Öl ist besser als Lack, weil bei Lack und Handschweiß Flutsch ... ups ... äh kann mir mal jemand das Verbandszeug reichen ;-))
Deshalb den Griff auch nicht zu Glatt schleifen. Die Oberfläche soll zwar einheitlich und ohne Riefen sein, aber eben nicht glatt.
Natürlich nimmt man dafür nicht das gute Olivenöl aus der Küche, auch wenn es gehen würde. Spezielles Holzöl ist da besser geeignet. Ich ziehe Danish Oil (Tungöl) vor, manche Leinenölfirnis. Wichtig ist nur, das man die Gebrauchsanleitung beachtet und sauber mehrere Schichten aufträgt bzw. einziehen lässt. Bei mir sind es je nach Werkstück 4 bis 10 Schichten.
Nun folgt die entgültige Bearbeitung der Klinge. Die Billigen Klingen sind nicht gehärtet und meistens auch besch ... eiden geschliffen. Hier kann man vorsichtig mit der Flex und 120er Scheibe nachhelfen. Aber wirklich ganz vorsichtig und in langen Bahnen. Und ja nicht zu viel abschleifen. Die Schneide soll NOCH nicht scharf werden, nur etwas dünner mit neuem Winkel. Die fehlende härte erreicht man durch Dengeln (kalt schmieden), ähnlich wie bei einer Sense. Das kann ich dir schriftlich schwer erklären, das lässt sich am Besten real zeigen. Musst mal schauen, ob du jemanden mit Sense siehst, der dir das zeigen kann. Alte Bauern und alte Karnickelzüchter sind da meistens die Beste Adresse. Wenn sich nichts finden lässt, kann man auf das Dengeln verzichten. Die Schneide wird dann halt schneller stumpf und muss bei regem Gebrauch öfter nachgeschliffen werden.
Ist das Dengeln erledigt, wird die Oberfläche der Klinge endbearbeitet. Ich ziehe einen einfachen Mattschliff mit 350er Körnung vor, man kann aber auch bis Hochglanz gehen. Halte ich aber nicht für wirklich sinnvoll, matt fällt nicht so auf und sieht besser aus.
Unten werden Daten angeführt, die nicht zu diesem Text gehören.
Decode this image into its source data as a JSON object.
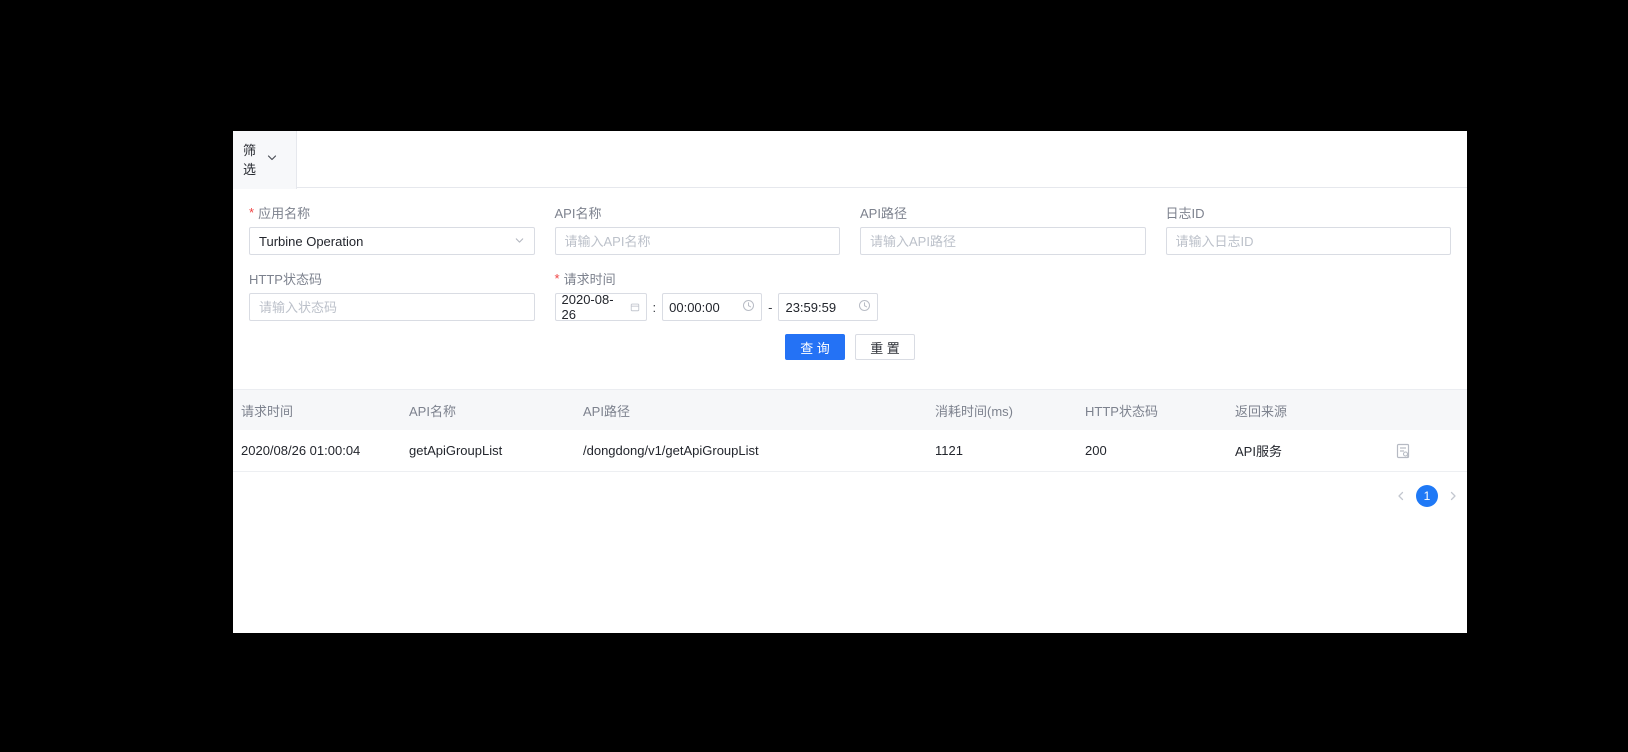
{
  "colors": {
    "page_bg": "#000000",
    "panel_bg": "#ffffff",
    "accent_blue": "#2472f5",
    "pager_blue": "#1f79f6",
    "tab_bg": "#f7f8fa",
    "table_header_bg": "#f6f7f9",
    "border": "#e6e8ed",
    "input_border": "#d9dce3",
    "label_text": "#7d828e",
    "value_text": "#23262d",
    "placeholder_text": "#bcc1ca",
    "required_red": "#f04343"
  },
  "required_marker": "*",
  "filter_tab": {
    "label": "筛选",
    "icon": "chevron-down-icon"
  },
  "filter": {
    "app_name": {
      "label": "应用名称",
      "value": "Turbine Operation",
      "icon": "chevron-down-icon"
    },
    "api_name": {
      "label": "API名称",
      "placeholder": "请输入API名称"
    },
    "api_path": {
      "label": "API路径",
      "placeholder": "请输入API路径"
    },
    "log_id": {
      "label": "日志ID",
      "placeholder": "请输入日志ID"
    },
    "http_status": {
      "label": "HTTP状态码",
      "placeholder": "请输入状态码"
    },
    "request_time": {
      "label": "请求时间",
      "date": "2020-08-26",
      "colon": ":",
      "start_time": "00:00:00",
      "dash": "-",
      "end_time": "23:59:59",
      "date_icon": "calendar-icon",
      "time_icon": "clock-icon"
    },
    "search_button": "查 询",
    "reset_button": "重 置"
  },
  "table": {
    "columns": [
      "请求时间",
      "API名称",
      "API路径",
      "消耗时间(ms)",
      "HTTP状态码",
      "返回来源",
      ""
    ],
    "rows": [
      {
        "request_time": "2020/08/26 01:00:04",
        "api_name": "getApiGroupList",
        "api_path": "/dongdong/v1/getApiGroupList",
        "elapsed_ms": "1121",
        "http_status": "200",
        "source": "API服务",
        "action_icon": "view-log-icon"
      }
    ]
  },
  "pagination": {
    "prev_icon": "chevron-left-icon",
    "current_page": "1",
    "next_icon": "chevron-right-icon"
  }
}
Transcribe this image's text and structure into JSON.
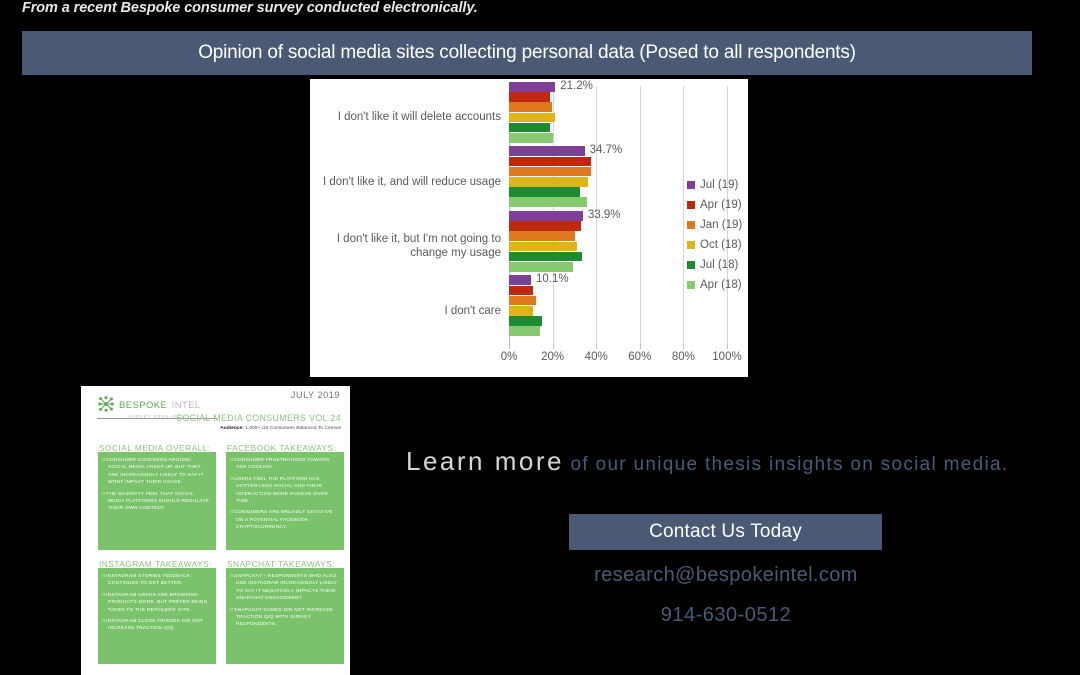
{
  "caption": "From a recent Bespoke consumer survey conducted electronically.",
  "title": "Opinion of social media sites collecting personal data (Posed to all respondents)",
  "colors": {
    "banner": "#4a5a75",
    "accent_green": "#7ac36a",
    "text_blue": "#4a5a75"
  },
  "chart_data": {
    "type": "bar",
    "orientation": "horizontal",
    "title": "Opinion of social media sites collecting personal data (Posed to all respondents)",
    "xlabel": "",
    "ylabel": "",
    "xlim": [
      0,
      100
    ],
    "xticks": [
      "0%",
      "20%",
      "40%",
      "60%",
      "80%",
      "100%"
    ],
    "xtick_values": [
      0,
      20,
      40,
      60,
      80,
      100
    ],
    "grid": true,
    "legend_position": "right",
    "categories": [
      "I don't like it will delete accounts",
      "I don't like it, and will reduce usage",
      "I don't like it, but I'm not going to change my usage",
      "I don't care"
    ],
    "series": [
      {
        "name": "Jul (19)",
        "color": "#7f3f98",
        "values": [
          21.2,
          34.7,
          33.9,
          10.1
        ]
      },
      {
        "name": "Apr (19)",
        "color": "#c0270f",
        "values": [
          19.0,
          37.5,
          33.0,
          11.2
        ]
      },
      {
        "name": "Jan (19)",
        "color": "#e07820",
        "values": [
          19.8,
          37.4,
          30.5,
          12.6
        ]
      },
      {
        "name": "Oct (18)",
        "color": "#ddb518",
        "values": [
          21.3,
          36.4,
          31.2,
          11.0
        ]
      },
      {
        "name": "Jul (18)",
        "color": "#1e8a32",
        "values": [
          19.0,
          32.6,
          33.4,
          15.2
        ]
      },
      {
        "name": "Apr (18)",
        "color": "#87c96f",
        "values": [
          20.3,
          35.6,
          29.4,
          14.0
        ]
      }
    ],
    "data_labels": [
      "21.2%",
      "34.7%",
      "33.9%",
      "10.1%"
    ],
    "data_label_series": "Jul (19)"
  },
  "report_card": {
    "logo_primary": "BESPOKE",
    "logo_secondary": "INTEL",
    "logo_sub": "SURVEY RESEARCH",
    "date": "JULY 2019",
    "volume": "SOCIAL MEDIA CONSUMERS VOL 24",
    "audience_label": "Audience:",
    "audience_text": "1,000+ US Consumers Balanced To Census",
    "sections": [
      {
        "heading": "SOCIAL MEDIA OVERALL:",
        "bullets": [
          "CONSUMER CONCERNS AROUND SOCIAL MEDIA CREEP UP, BUT THEY ARE INCREASINGLY LIKELY TO SAY IT WONT IMPACT THEIR USAGE.",
          "THE MAJORITY FEEL THAT SOCIAL MEDIA PLATFORMS SHOULD REGULATE THEIR OWN CONTENT."
        ]
      },
      {
        "heading": "FACEBOOK TAKEAWAYS:",
        "bullets": [
          "CONSUMER FRUSTRATIONS TOWARD ADS COOLING.",
          "USERS FEEL THE PLATFORM HAS GOTTEN LESS SOCIAL AND THEIR INTERACTION MORE PASSIVE OVER TIME.",
          "CONSUMERS ARE BROADLY NEGATIVE ON A POTENTIAL FACEBOOK CRYPTOCURRENCY."
        ]
      },
      {
        "heading": "INSTAGRAM TAKEAWAYS:",
        "bullets": [
          "INSTAGRAM STORIES FEEDBACK CONTINUES TO GET BETTER.",
          "INSTAGRAM USERS ARE BROWSING PRODUCTS MORE, BUT PREFER BEING TAKEN TO THE RETAILERS' SITE.",
          "INSTAGRAM CLOSE FRIENDS DID NOT INCREASE TRACTION Q/Q."
        ]
      },
      {
        "heading": "SNAPCHAT TAKEAWAYS:",
        "bullets": [
          "SNAPCHAT – RESPONDENTS WHO ALSO USE INSTAGRAM INCREASINGLY LIKELY TO SAY IT NEGATIVELY IMPACTS THEIR SNAPCHAT ENGAGEMENT.",
          "SNAPCHAT GAMES DID NOT INCREASE TRACTION Q/Q WITH SURVEY RESPONDENTS."
        ]
      }
    ]
  },
  "cta": {
    "learn_strong": "Learn more",
    "learn_rest": " of our unique thesis insights on social media.",
    "button_label": "Contact Us Today",
    "email": "research@bespokeintel.com",
    "phone": "914-630-0512"
  }
}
Anschließend die Schneide schleifen. Aber nicht wie bei einer Sense, sonder eher wie ein Messer mit Nassschleifstein und von Hand. Man muss sich damit nicht unbedingt rasieren können, aber ja schärfer um so besser. Zum Abschluss noch mal alles reinigen, die Klinge Ölen (Ballistol) und fertig ist das gute Stück.
Die Originalscheide ist meist nicht so das Pralle, Eine selbstgefertigte aus Leder / Holz kommt besser. Leder bekommst du unter umständen bei eBay günstig oder mal am Sperrmüll ein Sofa "skalpieren". Aus 3,5 mm Sperrholz oder Multiplex wird eine Holzscheide gefertigt, wo das Haumesser (ich ziehe diese Bezeichnung eigentlich vor) gut und fest sitzt (die Klinge wird durch die Dicke geklemmt und nicht durch die Breite, sonst wird es stumpf). Vor dem Zusammenleimen sie Teile innen ölen (außer im zu leimenden Bereich). Nach dem Leimen außen auch ölen. Die Holzscheide wird dann einfach mit Leder beklebt oder besser darin eingenäht. Da die Fläche recht groß ist, bietet es sich an, außen noch die eine oder andere Tasche aufzunähen. Dort könnte dann unter Anderem auch ein Schleifstein Platz finden. Bei längeren Klingen kann man da sogar einen Grillspieß unterbringen (zerlegbar, mit Schraubgewinde in zwei Teilen plus Griff mit Gelenken).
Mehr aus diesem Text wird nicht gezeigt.